Posted On: November 6, 2011

Three "Bath Salts" Banned by the Drug Enforcement Agency (DEA)

Normally in Florida, when the government plans to make something illegal, whether it is certain conduct by a person or possession of some new drug the government is afraid of, the Florida legislature will come up with a new criminal law. Congress does the same thing on the federal level. However, the DEA has authority to ban certain substances on a more immediate and temporary basis if the DEA determines the substance is dangerous. The DEA has recently acted to ban certain "bath salts", more particularly known as mephedrone, methylone and 3,4 methyleneoxypyrovalerone. These "bath salts" have become more popular in Florida over the last couple of years. They are known by the more common names of Vanilla Sky, Ivory Wave and Bliss.

The DEA ban classifies the "bath salts" as Schedule I controlled substances and makes it illegal to possess or sell these "bath salts" for at least a year. During the time of the temporary ban, the DEA is supposed to study the substances to determine if they are dangerous and a permanent ban is appropriate. The DEA is concerned that these "bath salts" may cause extreme paranoia and violent episodes among other side effects. While the DEA does have authority to ban potentially dangerous drugs more quickly than Congress and state legislatures, the problem the DEA has is they must specifically identify which substances are being banned. However, the people making these drugs can quickly manufacture new, derivative substances not covered by the ban and essentially outrun the DEA's efforts.

Posted On: November 3, 2011

What Can Police in Florida Do When A Suspect Runs From Police?

As criminal defense lawyers in Jacksonville and the North Florida area, a very common scenario that we see a lot occurs when police are patrolling what they call high crime areas and a suspect runs when he/she sees police in the area. A common question results from this scenario. When the police are in a high crime area and see someone running from them but there is no evidence of a specific crime occurring, what can the police do? This issue has been addressed by courts in Florida and all over the country. Years ago, the United States Supreme Court decided that when a person is unprovoked and runs from the police in a high crime area, the police have a right to chase the person and briefly detain him/her to investigate further, i.e. to quickly determine if the person ran because he/she was involved in criminal activity.

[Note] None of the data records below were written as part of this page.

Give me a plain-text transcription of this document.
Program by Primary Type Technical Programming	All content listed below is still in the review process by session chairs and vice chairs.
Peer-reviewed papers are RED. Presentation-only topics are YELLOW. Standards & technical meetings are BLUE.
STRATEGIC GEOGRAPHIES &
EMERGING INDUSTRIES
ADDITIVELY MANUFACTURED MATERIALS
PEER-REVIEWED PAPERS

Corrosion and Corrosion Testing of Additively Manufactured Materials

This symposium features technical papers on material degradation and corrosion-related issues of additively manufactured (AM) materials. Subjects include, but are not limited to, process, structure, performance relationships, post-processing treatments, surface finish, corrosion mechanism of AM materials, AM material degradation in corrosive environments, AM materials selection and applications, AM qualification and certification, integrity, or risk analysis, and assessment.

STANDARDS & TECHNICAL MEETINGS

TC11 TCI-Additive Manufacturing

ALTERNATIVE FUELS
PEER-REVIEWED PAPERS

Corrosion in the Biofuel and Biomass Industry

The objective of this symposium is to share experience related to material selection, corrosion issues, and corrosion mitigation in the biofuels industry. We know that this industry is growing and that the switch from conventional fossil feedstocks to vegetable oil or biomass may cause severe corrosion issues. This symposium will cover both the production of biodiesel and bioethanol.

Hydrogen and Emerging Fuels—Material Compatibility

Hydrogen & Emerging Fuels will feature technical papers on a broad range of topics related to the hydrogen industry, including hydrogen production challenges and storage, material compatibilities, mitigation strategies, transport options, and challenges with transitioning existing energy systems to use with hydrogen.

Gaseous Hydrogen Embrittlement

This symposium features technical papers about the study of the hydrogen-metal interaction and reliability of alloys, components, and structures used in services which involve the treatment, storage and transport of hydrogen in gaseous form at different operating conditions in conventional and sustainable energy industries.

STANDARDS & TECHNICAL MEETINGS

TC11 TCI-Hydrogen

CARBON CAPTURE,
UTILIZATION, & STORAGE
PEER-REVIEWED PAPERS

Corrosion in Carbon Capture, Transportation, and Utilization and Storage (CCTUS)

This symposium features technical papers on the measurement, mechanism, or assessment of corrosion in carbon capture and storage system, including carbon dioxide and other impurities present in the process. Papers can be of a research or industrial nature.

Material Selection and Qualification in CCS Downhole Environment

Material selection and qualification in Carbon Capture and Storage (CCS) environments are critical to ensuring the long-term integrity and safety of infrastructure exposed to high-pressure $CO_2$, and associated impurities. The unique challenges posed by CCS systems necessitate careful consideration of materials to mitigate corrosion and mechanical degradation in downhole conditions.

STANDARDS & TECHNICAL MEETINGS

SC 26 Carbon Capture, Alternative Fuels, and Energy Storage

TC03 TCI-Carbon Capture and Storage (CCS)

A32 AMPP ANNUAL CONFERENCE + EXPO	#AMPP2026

However, the police can not do more than that without specific evidence of criminal activity or specific evidence that the person is armed and a possible threat to the police officer's safety. If a person runs upon seeing police, the police officer chases and catches him/her and then searches the suspect for drugs and/or weapons, that is an illegal search. The chase and the brief detention are legal, but the search would be illegal without specific evidence that the person was committing a crime or armed. Running from the police in a high crime area allows the police to chase and stop the suspect but, without more evidence, it does not allow the police officer to pat down or search the suspect. If the police do conduct a pat down or search under those circumstances and find illegal drugs or guns, that evidence should be thrown out of court.